The geometric central axis line (8) of absolute gravimeter (6) overlaps with the geometric central axis line (8) of GNSS receiving antenna (2), and the change information that the three-dimensional deformation information of tested point (3) and the geometric central axis line (8) of earth interior GNSS receiving antenna (2) are improved quality a little is synchronous over time and space;

Geometric central axis line (8) round GNSS receiving antenna (2) in instrument room (4) is evenly distributed with gyroscope (7), and gyroscope (7) is for measuring rotational-angular velocity of the earth.

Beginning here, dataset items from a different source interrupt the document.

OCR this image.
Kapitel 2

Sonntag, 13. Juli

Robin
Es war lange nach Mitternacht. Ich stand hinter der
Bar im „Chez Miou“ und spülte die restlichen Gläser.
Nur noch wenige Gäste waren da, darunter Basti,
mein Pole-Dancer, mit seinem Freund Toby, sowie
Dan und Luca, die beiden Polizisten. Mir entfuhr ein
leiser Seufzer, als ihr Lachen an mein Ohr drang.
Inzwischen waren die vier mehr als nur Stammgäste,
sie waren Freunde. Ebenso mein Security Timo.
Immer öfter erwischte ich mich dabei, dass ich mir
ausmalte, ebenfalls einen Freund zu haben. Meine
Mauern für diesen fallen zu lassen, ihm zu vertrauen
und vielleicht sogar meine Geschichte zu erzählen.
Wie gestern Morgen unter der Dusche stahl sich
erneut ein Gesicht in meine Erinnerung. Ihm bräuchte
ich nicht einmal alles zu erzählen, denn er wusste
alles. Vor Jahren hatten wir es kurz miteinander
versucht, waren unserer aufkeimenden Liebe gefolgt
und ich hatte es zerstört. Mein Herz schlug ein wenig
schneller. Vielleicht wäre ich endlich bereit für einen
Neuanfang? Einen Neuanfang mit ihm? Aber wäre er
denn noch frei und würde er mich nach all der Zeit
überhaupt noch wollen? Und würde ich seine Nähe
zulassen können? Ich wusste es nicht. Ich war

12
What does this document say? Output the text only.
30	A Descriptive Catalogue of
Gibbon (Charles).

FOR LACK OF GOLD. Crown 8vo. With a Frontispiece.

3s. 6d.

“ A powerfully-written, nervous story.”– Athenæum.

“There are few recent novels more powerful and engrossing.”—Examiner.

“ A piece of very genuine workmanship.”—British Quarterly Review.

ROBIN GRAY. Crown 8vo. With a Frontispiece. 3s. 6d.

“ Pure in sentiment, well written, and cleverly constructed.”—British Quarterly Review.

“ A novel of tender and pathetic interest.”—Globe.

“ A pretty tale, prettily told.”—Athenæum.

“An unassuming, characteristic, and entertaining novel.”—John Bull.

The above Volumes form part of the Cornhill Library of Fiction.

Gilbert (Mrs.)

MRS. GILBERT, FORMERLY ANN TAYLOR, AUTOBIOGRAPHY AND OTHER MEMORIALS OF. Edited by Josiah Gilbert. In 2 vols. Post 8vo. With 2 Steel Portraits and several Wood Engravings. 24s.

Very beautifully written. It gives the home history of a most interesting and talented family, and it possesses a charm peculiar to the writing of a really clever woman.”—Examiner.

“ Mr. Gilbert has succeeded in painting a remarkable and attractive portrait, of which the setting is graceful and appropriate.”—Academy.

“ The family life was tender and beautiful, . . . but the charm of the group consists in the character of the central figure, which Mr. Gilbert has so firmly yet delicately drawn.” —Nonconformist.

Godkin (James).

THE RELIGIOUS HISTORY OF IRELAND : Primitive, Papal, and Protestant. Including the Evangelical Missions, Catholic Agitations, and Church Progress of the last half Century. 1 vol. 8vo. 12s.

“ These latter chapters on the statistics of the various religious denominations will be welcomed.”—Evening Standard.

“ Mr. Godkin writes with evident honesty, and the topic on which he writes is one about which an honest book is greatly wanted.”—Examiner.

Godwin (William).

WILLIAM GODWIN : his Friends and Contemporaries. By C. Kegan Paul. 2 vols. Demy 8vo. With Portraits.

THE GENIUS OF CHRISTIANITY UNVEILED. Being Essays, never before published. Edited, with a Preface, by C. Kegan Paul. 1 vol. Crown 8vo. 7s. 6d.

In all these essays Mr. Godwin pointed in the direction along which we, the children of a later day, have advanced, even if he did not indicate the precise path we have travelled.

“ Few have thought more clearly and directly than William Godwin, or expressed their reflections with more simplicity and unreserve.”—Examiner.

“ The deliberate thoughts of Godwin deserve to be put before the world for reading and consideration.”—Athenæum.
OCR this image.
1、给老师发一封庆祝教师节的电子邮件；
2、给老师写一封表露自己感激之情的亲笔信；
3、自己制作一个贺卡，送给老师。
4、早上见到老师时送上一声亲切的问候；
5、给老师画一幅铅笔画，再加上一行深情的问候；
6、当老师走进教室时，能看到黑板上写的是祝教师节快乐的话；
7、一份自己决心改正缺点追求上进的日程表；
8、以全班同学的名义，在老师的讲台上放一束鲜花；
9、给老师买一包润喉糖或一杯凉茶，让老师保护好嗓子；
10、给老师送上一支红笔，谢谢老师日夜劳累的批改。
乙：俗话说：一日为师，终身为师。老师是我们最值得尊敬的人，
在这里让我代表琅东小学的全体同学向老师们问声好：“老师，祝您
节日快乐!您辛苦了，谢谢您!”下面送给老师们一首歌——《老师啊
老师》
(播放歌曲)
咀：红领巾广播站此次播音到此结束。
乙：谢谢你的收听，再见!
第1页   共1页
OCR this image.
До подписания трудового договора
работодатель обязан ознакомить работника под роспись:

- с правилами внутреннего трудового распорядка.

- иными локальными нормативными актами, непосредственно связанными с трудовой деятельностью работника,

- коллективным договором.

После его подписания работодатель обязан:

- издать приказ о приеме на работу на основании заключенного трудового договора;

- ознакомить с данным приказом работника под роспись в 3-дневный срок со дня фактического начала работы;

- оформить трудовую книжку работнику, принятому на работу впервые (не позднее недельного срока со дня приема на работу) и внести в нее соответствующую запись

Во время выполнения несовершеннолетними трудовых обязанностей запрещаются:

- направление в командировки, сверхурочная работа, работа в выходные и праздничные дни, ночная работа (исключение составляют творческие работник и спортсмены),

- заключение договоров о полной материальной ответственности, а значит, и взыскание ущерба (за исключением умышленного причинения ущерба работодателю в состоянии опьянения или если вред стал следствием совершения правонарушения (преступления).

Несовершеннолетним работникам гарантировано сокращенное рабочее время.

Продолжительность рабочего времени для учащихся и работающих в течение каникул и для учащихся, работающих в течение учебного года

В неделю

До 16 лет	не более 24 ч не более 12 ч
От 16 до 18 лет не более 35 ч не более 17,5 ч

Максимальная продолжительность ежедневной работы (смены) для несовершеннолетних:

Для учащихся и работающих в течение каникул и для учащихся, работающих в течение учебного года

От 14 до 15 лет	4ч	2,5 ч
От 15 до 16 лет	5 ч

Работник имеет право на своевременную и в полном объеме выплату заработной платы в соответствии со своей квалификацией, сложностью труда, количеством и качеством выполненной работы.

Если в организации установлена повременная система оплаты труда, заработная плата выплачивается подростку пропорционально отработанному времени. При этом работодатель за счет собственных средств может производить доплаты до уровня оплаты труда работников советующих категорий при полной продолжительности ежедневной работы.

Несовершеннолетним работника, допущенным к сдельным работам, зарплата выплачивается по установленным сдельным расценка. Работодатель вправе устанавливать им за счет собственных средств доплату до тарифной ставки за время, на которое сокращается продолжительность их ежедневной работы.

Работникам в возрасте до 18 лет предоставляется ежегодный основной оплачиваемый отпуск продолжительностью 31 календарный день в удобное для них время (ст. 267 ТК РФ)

2. monitoring device as claimed in claim 1, it is characterized in that: described instrument room (4) is arranged within the scope of below basement rock (1) end face 10m ~ 15m, make the instrument in instrument room (4) that outside noise can be avoided to disturb.

3. monitoring device as claimed in claim 1, it is characterized in that: described gyroscope (7) is three, be distributed on the point on the geometric central axis line (8) of GNSS receiving antenna (2) for the center of circle, radius be instrument room (4) bottom surface of 3m circumferentially.

4. monitoring device as claimed in claim 1, is characterized in that: described GNSS receiving antenna (2), absolute gravimeter (6) and gyroscope (7) are installed on instrument pier (9).